Yesterday I actually heard a Dallas talk-radio host advising his listeners to pack guns and blow away any suspicious-acting Middle Eastern males. His name is Darrell Ankarlo, and although he's your usual wingnut yahoo, he's not Michael Savage. To be fair and balanced, I have to tell you that he stressed that he's not advocating we all become vigilantes, oh no! He's definitely going to cooperate with the authorities while he's blowing a hole through some guy's forehead. He just doesn't believe (and it appears that his callers agree) we can afford to wait to find out if that weird-looking briefcase is really a bomb, so we have to take action. Is this what Bush-Cheney have brought us to?

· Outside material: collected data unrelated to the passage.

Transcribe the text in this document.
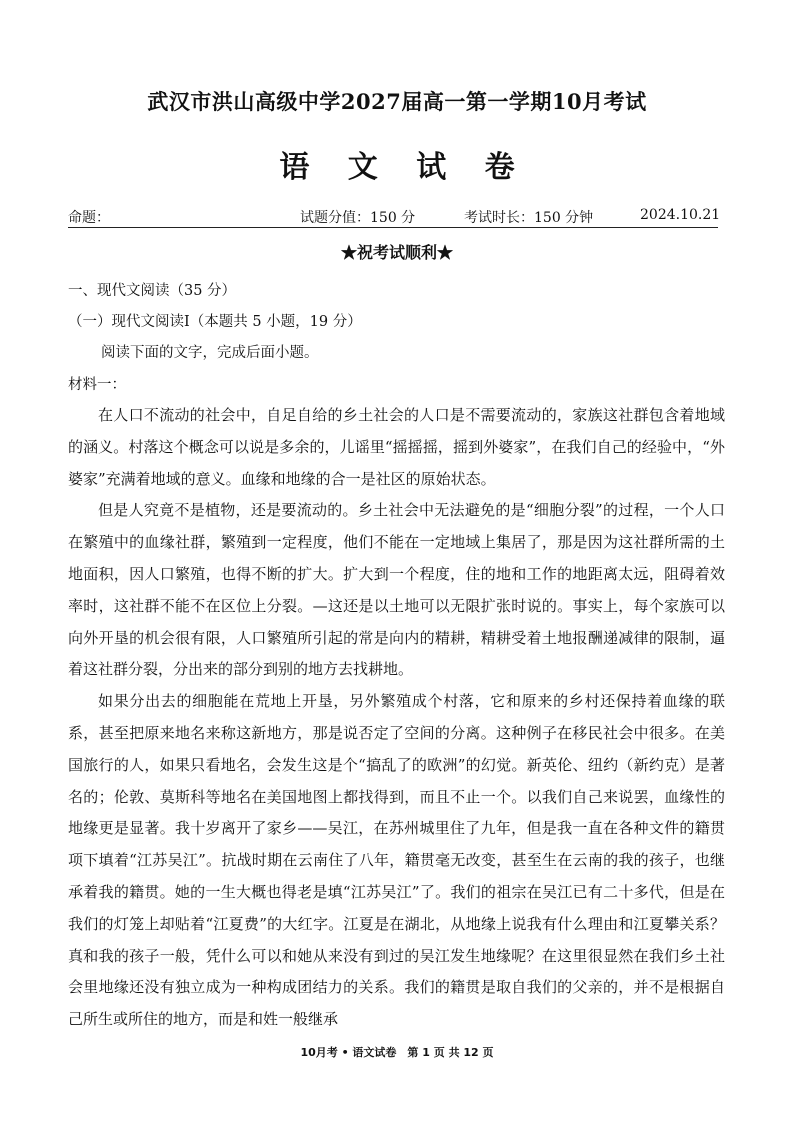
武汉市洪山高级中学2027届高一第一学期10月考试
语 文 试 卷
命题：	试题分值：150 分	考试时长：150 分钟	2024.10.21
★祝考试顺利★
一、现代文阅读（35 分）
（一）现代文阅读Ⅰ（本题共 5 小题，19 分）
阅读下面的文字，完成后面小题。
材料一：

在人口不流动的社会中，自足自给的乡土社会的人口是不需要流动的，家族这社群包含着地域的涵义。村落这个概念可以说是多余的，儿谣里“摇摇摇，摇到外婆家”，在我们自己的经验中，“外婆家”充满着地域的意义。血缘和地缘的合一是社区的原始状态。

但是人究竟不是植物，还是要流动的。乡土社会中无法避免的是“细胞分裂”的过程，一个人口在繁殖中的血缘社群，繁殖到一定程度，他们不能在一定地域上集居了，那是因为这社群所需的土地面积，因人口繁殖，也得不断的扩大。扩大到一个程度，住的地和工作的地距离太远，阻碍着效率时，这社群不能不在区位上分裂。—这还是以土地可以无限扩张时说的。事实上，每个家族可以向外开垦的机会很有限，人口繁殖所引起的常是向内的精耕，精耕受着土地报酬递减律的限制，逼着这社群分裂，分出来的部分到别的地方去找耕地。

如果分出去的细胞能在荒地上开垦，另外繁殖成个村落，它和原来的乡村还保持着血缘的联系，甚至把原来地名来称这新地方，那是说否定了空间的分离。这种例子在移民社会中很多。在美国旅行的人，如果只看地名，会发生这是个“搞乱了的欧洲”的幻觉。新英伦、纽约（新约克）是著名的；伦敦、莫斯科等地名在美国地图上都找得到，而且不止一个。以我们自己来说罢，血缘性的地缘更是显著。我十岁离开了家乡——吴江，在苏州城里住了九年，但是我一直在各种文件的籍贯项下填着“江苏吴江”。抗战时期在云南住了八年，籍贯毫无改变，甚至生在云南的我的孩子，也继承着我的籍贯。她的一生大概也得老是填“江苏吴江”了。我们的祖宗在吴江已有二十多代，但是在我们的灯笼上却贴着“江夏费”的大红字。江夏是在湖北，从地缘上说我有什么理由和江夏攀关系？真和我的孩子一般，凭什么可以和她从来没有到过的吴江发生地缘呢？在这里很显然在我们乡土社会里地缘还没有独立成为一种构成团结力的关系。我们的籍贯是取自我们的父亲的，并不是根据自己所生或所住的地方，而是和姓一般继承

10月考 • 语文试卷　第 1 页 共 12 页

When I was a little girl growing up in Florida between two strategically important military bases, the Cuban missile crisis scared us to death for a couple of weeks. My mother bought tons of canned food and water jugs and hid them in the "dirty clothes closet" (don't ask). One day (still during the crisis) I noticed she'd moved it all into the kitchen. When I asked why she replied, "Oh you know, I just got to thinking. What if we WERE bombed and a neighbor came begging at the door. Was I going to lie and say we didn't have any food? Of course not. So I didn't see any point in hiding it. I just couldn't live that way. If the bombs fall, I'd rather die with my neighbors."
Now THAT's a more American (and Christian!) attitude.
Holden at First Draft.com points us to this:
To understand the nature of our domestic response to the Sept. 11, 2001, attacks, we must understand the nature of government. Government naturally expands, and any crises – whether real or manufactured – serve to justify more and more government power over our lives. Bureaucrats have used the tragedy of 9/11 as an excuse to seize police powers sought for decades, such as warrantless searches, Internet monitoring, and access to bank records. It should be no surprise that the recently released report of the 9/11 Commission has but one central recommendation: bigger government and more spending at home and abroad.
Every new security measure represents another failure of the once-courageous American spirit. The more we change our lives, the more we obsess about terrorism, the more the terrorists have won. As commentator Lew Rockwell of the Ludwig von Mises Institute explains, terrorists in effect have been elevated by our response to 9/11: "They are running the country. They determine our civic life. They shape our private life. They decide how public resources are spent. They may dictate who gets to be the next president. It should be obvious that the government doesn't object. Not at all. The government benefits, by getting ever more reason for ever more money and power."
Every generation must resist the temptation to believe that it lives in the most dangerous time in American history. The threat of Islamic terrorism is real, but it is not the greatest danger ever faced by our nation. This is not to dismiss the threat of terrorism, but rather to put it in perspective. Those who seek to whip the nation into a frenzy of fear do a disservice to a country that expelled the British, fought two world wars, and stared down the Soviet empire.
Liberty is lost through complacency and a subservient mindset. When we accept or even welcome automobile checkpoints, random searches, mandatory identification cards, and paramilitary police in our streets, we have lost a vital part of our American heritage. America was born of protest, revolution, and mistrust of government. Subservient societies neither maintain nor deserve freedom for long.